Rhino Ariefiansyah, S.Sos., M.E.A.P.

Rhino Ariefiansyah, S.Sos., M.E.A.P.
 

Profil

Rhino Ariefiansyah mendapatkan gelar sarjana dari Departemen Antropologi UI pada tahun 2003. Ia kemudian melanjutkan studi master di l’école d’études de sciences politique (SciencesPo, Paris) dalam program experimental arts and politic (SPEAP) pada tahun 2014. Ia juga menjadi peneliti utama pada cluster Rural Respons to Climate Change di Pusat Kajian Antropologi UI sejak tahun 2013 hingga saat ini.

Ia juga menjadi anggota American Association of Geographer (AAG) sejak tahun 2017 hingga sekarang. Selain itu juga menjadi anggota task force Forum Komunikasi Kehutanan Masyarakat (FKKM) sejak tahun 2009.

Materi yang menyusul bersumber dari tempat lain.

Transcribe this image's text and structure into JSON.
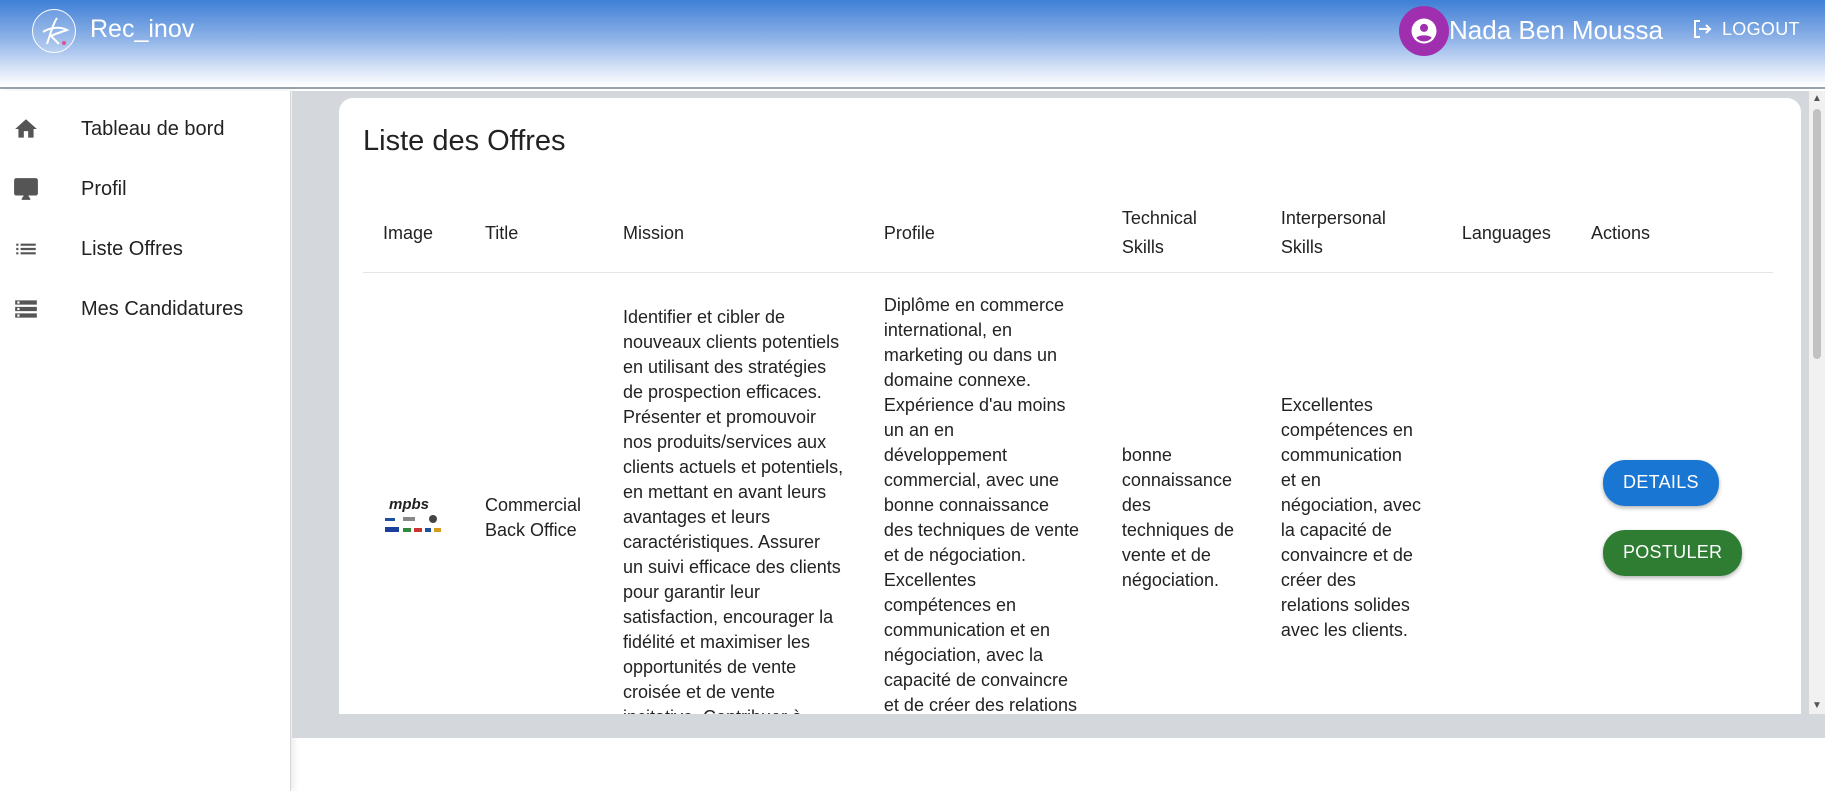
{
  "header": {
    "app_title": "Rec_inov",
    "user_name": "Nada Ben Moussa",
    "logout_label": "LOGOUT"
  },
  "sidebar": {
    "items": [
      {
        "label": "Tableau de bord",
        "icon": "home-icon"
      },
      {
        "label": "Profil",
        "icon": "monitor-icon"
      },
      {
        "label": "Liste Offres",
        "icon": "list-icon"
      },
      {
        "label": "Mes Candidatures",
        "icon": "storage-icon"
      }
    ]
  },
  "main": {
    "title": "Liste des Offres",
    "table": {
      "headers": [
        "Image",
        "Title",
        "Mission",
        "Profile",
        "Technical Skills",
        "Interpersonal Skills",
        "Languages",
        "Actions"
      ],
      "rows": [
        {
          "image_alt": "mpbs",
          "title": "Commercial Back Office",
          "mission": "Identifier et cibler de nouveaux clients potentiels en utilisant des stratégies de prospection efficaces. Présenter et promouvoir nos produits/services aux clients actuels et potentiels, en mettant en avant leurs avantages et leurs caractéristiques. Assurer un suivi efficace des clients pour garantir leur satisfaction, encourager la fidélité et maximiser les opportunités de vente croisée et de vente incitative. Contribuer à",
          "profile": "Diplôme en commerce international, en marketing ou dans un domaine connexe. Expérience d'au moins un an en développement commercial, avec une bonne connaissance des techniques de vente et de négociation. Excellentes compétences en communication et en négociation, avec la capacité de convaincre et de créer des relations solides avec les clients.",
          "technical_skills": "bonne connaissance des techniques de vente et de négociation.",
          "interpersonal_skills": "Excellentes compétences en communication et en négociation, avec la capacité de convaincre et de créer des relations solides avec les clients.",
          "languages": "",
          "details_label": "DETAILS",
          "postuler_label": "POSTULER"
        }
      ]
    }
  },
  "colors": {
    "header_top": "#3f7fd6",
    "avatar": "#a02fb0",
    "details_button": "#1976d2",
    "postuler_button": "#2e7d32",
    "main_background": "#d4d8dd"
  }
}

Selain menjadi etnografer, Rhino juga aktif dalam membuat film dokumenter dengan tema-tema lingkungan, pertanian, dan perubahan iklim serta salah satu pengembang kurikulum pelatihan film dokumenter Eagle Awards tahun 2005.


Research Interest

Agriculture, Climate Change, Human Geography, Visual Anthropology, Arts Experimentation


Selected Publication(s)

Lumenta, D., R. Ariefiansyah, B. & Nurhadist. 2017. ‘Performing Out of Limbo: Reflections on Doing Anthropology through Music with Oromo Refugees in Indonesia’, Antropologi Indonesia 1: https://doi/org/10.7454/ai.v38i1.8756

Winarto, Y.T., K. Stigter, R. Ariefiansyah, & A.F. Prihandiani. 2016. ‘Agrometeorological learning as policy learning in a changing climate. Would the state change its policies if the farmers change their strategies?’, Paper presented in the Panel of “Livelihood transitions in Southeast Asia: Critical investigations and policy implications” in the 6th University Science for Climate Resilience 491 International Symposium of Journal Antropologi Indonesia: “Post Reformasi Indonesia: The challenges of social inequalities and inclusion,” Depok.

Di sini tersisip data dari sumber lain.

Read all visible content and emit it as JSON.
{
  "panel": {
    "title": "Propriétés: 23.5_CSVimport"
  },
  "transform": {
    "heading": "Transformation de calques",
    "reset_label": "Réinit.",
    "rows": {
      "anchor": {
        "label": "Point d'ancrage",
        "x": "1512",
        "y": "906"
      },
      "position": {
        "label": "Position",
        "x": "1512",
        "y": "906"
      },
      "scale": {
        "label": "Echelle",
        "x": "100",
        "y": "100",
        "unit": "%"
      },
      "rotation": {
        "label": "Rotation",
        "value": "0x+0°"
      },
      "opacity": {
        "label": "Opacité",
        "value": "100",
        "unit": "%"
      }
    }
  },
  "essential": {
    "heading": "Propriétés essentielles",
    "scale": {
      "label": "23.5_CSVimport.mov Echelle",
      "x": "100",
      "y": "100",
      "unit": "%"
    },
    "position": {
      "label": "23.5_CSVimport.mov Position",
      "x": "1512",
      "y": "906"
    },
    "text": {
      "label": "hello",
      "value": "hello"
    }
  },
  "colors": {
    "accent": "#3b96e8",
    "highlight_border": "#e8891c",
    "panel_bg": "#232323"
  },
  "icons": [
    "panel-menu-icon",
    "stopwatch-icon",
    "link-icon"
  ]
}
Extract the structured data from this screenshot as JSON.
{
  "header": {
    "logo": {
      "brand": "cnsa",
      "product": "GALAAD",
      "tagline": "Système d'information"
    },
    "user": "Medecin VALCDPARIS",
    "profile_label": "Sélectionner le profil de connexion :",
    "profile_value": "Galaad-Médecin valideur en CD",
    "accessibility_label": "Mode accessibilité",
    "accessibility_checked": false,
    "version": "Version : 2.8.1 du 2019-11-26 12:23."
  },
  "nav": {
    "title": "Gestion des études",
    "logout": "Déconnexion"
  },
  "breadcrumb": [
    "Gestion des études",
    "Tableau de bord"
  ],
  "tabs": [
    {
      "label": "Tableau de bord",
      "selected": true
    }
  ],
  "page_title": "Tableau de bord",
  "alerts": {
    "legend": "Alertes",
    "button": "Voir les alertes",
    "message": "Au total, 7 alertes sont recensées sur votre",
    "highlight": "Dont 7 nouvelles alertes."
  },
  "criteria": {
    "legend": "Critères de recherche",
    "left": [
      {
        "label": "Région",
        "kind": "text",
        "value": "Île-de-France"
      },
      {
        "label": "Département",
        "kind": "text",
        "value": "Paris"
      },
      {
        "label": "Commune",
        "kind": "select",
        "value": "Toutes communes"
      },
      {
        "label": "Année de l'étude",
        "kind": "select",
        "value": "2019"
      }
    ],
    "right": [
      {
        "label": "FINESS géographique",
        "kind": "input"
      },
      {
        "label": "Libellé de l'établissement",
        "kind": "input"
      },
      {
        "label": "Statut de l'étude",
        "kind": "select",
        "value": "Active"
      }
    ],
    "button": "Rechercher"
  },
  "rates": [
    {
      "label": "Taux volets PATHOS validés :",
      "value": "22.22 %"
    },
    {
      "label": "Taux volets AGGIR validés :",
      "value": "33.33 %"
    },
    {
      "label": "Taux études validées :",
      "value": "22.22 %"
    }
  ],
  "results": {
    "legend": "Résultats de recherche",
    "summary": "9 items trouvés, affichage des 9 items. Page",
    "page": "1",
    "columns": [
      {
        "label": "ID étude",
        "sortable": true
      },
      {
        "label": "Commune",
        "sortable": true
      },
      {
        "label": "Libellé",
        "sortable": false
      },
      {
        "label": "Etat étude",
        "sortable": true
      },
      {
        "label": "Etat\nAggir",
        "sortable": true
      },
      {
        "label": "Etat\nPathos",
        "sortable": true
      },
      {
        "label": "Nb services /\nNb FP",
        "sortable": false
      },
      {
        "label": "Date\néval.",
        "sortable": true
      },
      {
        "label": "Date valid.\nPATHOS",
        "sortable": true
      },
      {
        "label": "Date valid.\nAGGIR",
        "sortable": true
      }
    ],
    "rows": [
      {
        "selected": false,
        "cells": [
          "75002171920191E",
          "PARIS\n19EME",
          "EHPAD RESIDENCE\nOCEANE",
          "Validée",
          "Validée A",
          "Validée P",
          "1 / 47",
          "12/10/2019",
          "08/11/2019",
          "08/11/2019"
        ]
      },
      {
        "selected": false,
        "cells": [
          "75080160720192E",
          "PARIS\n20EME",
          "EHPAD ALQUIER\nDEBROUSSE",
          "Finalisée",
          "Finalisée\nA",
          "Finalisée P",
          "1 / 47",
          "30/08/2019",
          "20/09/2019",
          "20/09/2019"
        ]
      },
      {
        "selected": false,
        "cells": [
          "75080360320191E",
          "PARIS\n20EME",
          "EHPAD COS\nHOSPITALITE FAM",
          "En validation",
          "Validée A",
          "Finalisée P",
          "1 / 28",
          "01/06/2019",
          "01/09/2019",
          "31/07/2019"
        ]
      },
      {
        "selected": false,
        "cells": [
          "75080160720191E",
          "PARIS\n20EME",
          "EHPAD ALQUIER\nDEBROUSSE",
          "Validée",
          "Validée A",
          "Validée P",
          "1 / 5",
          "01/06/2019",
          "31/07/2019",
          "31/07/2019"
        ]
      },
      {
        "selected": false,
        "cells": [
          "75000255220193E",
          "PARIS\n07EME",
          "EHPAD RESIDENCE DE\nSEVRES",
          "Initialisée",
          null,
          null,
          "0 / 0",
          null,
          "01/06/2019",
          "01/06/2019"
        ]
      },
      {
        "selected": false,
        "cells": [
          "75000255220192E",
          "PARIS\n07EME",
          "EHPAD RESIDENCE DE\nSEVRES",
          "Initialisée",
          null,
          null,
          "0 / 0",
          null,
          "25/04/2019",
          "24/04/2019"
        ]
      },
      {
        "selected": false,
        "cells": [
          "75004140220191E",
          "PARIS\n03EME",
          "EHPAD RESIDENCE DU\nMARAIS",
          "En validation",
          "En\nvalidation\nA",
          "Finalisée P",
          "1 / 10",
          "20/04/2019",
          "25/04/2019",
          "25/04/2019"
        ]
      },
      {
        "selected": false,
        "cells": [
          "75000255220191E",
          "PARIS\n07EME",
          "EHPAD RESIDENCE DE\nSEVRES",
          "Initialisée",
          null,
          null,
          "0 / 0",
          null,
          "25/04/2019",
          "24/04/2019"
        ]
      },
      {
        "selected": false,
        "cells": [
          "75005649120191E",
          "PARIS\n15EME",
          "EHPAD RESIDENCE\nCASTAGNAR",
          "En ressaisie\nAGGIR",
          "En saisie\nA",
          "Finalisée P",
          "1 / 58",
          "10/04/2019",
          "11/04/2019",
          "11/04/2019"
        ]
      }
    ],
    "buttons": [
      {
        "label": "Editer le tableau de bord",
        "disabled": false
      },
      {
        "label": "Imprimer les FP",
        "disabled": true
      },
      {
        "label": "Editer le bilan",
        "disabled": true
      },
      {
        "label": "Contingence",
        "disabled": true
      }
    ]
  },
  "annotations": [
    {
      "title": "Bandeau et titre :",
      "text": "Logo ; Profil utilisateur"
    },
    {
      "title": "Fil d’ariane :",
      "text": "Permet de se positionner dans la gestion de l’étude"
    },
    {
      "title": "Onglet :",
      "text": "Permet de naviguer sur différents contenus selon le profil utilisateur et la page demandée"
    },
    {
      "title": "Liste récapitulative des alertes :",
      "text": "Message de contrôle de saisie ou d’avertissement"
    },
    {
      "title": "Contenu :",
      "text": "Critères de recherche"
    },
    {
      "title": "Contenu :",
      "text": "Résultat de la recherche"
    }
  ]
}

Winarto, Y.T., K. Stigter, & R. Ariefiansyah. 2015. ‘Interpreting the present, anticipating the future: Continuous learning in ongoing climate change’, Paper presentation in the workshop on Environmental Education in Indonesia. Asia Research Council Grant, University of Western Australia and Center for Anthropological Studies, Faculty of Social & Political Sciences, Universitas Indonesia, Depok, pp. 13-14.